2022-09-02 Thread Kris Mok (Jira)


[ 
https://issues.apache.org/jira/browse/SPARK-40303?page=com.atlassian.jira.plugin.system.issuetabpanels:comment-tabpanel=17599302#comment-17599302
 ] 

Kris Mok commented on SPARK-40303:
--

Interesting, thanks for posting your findings, [~LuciferYang]!

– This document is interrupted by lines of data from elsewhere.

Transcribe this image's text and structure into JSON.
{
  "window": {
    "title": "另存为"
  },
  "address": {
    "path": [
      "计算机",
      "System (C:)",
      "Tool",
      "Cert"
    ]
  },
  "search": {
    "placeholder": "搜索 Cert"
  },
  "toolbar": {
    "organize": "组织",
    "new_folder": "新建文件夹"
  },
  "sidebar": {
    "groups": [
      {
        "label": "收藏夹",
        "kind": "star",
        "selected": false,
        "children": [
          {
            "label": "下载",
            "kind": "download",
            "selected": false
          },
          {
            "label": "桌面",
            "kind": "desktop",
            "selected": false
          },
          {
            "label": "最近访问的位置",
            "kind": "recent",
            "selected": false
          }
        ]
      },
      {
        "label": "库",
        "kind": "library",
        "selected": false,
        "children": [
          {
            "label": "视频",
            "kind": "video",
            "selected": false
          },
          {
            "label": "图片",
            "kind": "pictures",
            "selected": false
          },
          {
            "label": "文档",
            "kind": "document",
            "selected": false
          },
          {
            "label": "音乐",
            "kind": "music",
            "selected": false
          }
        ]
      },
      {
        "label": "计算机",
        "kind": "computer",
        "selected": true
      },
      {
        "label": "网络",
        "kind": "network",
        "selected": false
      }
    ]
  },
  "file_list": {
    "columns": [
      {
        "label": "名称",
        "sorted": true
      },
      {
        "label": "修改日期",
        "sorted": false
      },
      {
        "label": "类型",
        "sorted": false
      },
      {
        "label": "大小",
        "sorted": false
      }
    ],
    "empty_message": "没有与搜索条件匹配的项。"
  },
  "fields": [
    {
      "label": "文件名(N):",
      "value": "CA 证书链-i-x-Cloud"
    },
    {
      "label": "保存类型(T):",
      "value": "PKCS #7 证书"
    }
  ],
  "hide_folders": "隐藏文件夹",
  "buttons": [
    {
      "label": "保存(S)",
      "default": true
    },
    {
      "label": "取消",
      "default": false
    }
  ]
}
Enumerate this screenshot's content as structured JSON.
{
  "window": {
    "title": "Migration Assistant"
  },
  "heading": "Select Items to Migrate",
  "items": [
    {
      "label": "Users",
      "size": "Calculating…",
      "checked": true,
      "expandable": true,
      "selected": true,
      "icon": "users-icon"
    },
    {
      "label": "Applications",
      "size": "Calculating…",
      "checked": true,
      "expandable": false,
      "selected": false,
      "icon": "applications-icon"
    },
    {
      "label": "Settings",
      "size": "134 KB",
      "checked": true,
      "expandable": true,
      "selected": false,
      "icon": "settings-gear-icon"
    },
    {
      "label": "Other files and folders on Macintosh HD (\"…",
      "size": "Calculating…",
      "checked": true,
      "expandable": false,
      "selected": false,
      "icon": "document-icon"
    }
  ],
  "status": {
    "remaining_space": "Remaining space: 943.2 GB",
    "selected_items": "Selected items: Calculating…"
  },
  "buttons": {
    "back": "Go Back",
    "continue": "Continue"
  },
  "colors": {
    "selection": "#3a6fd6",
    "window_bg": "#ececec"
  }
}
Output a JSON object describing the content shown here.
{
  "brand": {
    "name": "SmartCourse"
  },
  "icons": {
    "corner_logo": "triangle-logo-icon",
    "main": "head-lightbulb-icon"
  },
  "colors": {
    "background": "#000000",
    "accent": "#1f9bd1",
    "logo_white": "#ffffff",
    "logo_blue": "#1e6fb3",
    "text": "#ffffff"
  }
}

In the JDK8 case, the message:
{code}
COMPILE SKIPPED: unsupported calling sequence (not retryable)
{code}
Indicates that the compiler deemed this method should not be attempted to 
compile again on any tier of compilation, and because this is an OSR 
compilation (i.e. loop compilation), this will mark the method as "never try to 
perform OSR compilation again on all tiers". On JDK17 this is relaxed a bit and 
it'll try tier 1.

Note that OSR compilation and STD compilation (normal compilation) are separate 
things. Marking one as not compilation doesn't affect the other. I haven't 
checked the IR yet but if I had to guess, the reason why this method is 
recorded as not OSR compilable is because there are too many live local 
variables at the OSR (loop) entry point, beyond what the HotSpot JVM could 
support.
So only OSR is affected, STD should still be fine.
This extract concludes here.